Girdled pipefish
- Conservation status: Least Concern (IUCN 3.1)

Scientific classification
- Domain: Eukaryota
- Kingdom: Animalia
- Phylum: Chordata
- Class: Actinopterygii
- Order: Syngnathiformes
- Family: Syngnathidae
- Genus: Festucalex
- Species: F. cinctus
- Binomial name: Festucalex cinctus Ramsay, 1882
- Synonyms: Syngnathus cinctus Ramsay, 1882;

= Festucalex cinctus =

- Authority: Ramsay, 1882
- Conservation status: LC

Species of fish

Festucalex cinctus (girdled pipefish or orange-cheek pipefish) is a species of marine fish of the pipefish family Syngnathidae which is endemic to the waters off eastern Australia.

==Identifying features==
This species can be recognized by its broad head, slender snout, and leafy appendages on its dorsal ridges. Its colour varies from dark grey to orange-brown with pale bars along the back and an orange blotch on the lower gill cover, with occasional sightings of pale or black individuals. It can grow to lengths of 16 cm.
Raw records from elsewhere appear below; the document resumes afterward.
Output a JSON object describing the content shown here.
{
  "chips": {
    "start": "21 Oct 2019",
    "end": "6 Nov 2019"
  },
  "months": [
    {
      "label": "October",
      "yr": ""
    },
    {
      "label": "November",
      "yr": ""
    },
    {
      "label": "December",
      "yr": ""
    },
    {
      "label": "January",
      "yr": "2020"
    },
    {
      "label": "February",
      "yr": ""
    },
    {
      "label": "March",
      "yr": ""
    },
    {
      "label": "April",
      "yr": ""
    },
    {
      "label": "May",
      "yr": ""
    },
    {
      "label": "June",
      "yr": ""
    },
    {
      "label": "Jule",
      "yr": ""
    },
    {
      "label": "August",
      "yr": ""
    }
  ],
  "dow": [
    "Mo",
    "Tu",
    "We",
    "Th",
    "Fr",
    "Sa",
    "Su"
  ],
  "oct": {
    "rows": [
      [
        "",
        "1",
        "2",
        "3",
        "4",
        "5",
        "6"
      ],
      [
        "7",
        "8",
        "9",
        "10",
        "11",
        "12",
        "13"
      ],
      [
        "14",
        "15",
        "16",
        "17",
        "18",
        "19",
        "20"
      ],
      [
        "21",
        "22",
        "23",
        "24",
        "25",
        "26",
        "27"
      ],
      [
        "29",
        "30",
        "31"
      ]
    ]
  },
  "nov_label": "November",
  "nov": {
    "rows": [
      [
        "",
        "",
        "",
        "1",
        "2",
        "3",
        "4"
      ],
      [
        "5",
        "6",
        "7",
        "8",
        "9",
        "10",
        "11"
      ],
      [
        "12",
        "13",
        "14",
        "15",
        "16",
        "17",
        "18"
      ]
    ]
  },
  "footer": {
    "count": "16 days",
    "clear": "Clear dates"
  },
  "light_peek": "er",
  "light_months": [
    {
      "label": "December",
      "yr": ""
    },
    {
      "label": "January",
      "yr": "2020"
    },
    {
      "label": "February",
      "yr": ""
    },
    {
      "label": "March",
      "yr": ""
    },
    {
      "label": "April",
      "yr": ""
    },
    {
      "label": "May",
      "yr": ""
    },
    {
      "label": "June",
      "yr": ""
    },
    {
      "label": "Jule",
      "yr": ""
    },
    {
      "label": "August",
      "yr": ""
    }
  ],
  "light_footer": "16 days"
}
==Distribution and habitat==
Festucalex cinctus is endemic to Australia, found off the coast of Queensland and New South Wales. It is a secretive species which lives in sheltered coastal bays and estuaries, on patches of coral rubble, sand or in areas where there is a sparse growth of seagrass, algae and sponges, at depths of 8-31 m. F. cinctus has been recorded in small numbers in the open water near to pilings of piers in harbours.

==Biology==
Festucalex cinctus is demersal and is expected to feed on small crustaceans, similar to other pipefish. This species is ovoviviparous, with males carrying eggs and giving birth to live young. The males bear the fertilised eggs in a semi-enclosed pouch on the ventral side of the trunk, this pouch has distinct protective plates and its folds barely meet on the midline when it is full of eggs.

==Conservation==
Festucalex cinctus is a species of marine animal listed under the Australian Environment Protection and Biodiversity Conservation Act 1999 and which is protected under the New South Wales Fisheries Management Act. Specimens from the tropical part of its distribution, in northern Queensland and the Northern Territory, appear to be different from specimens in New South Wales and may represent a different species.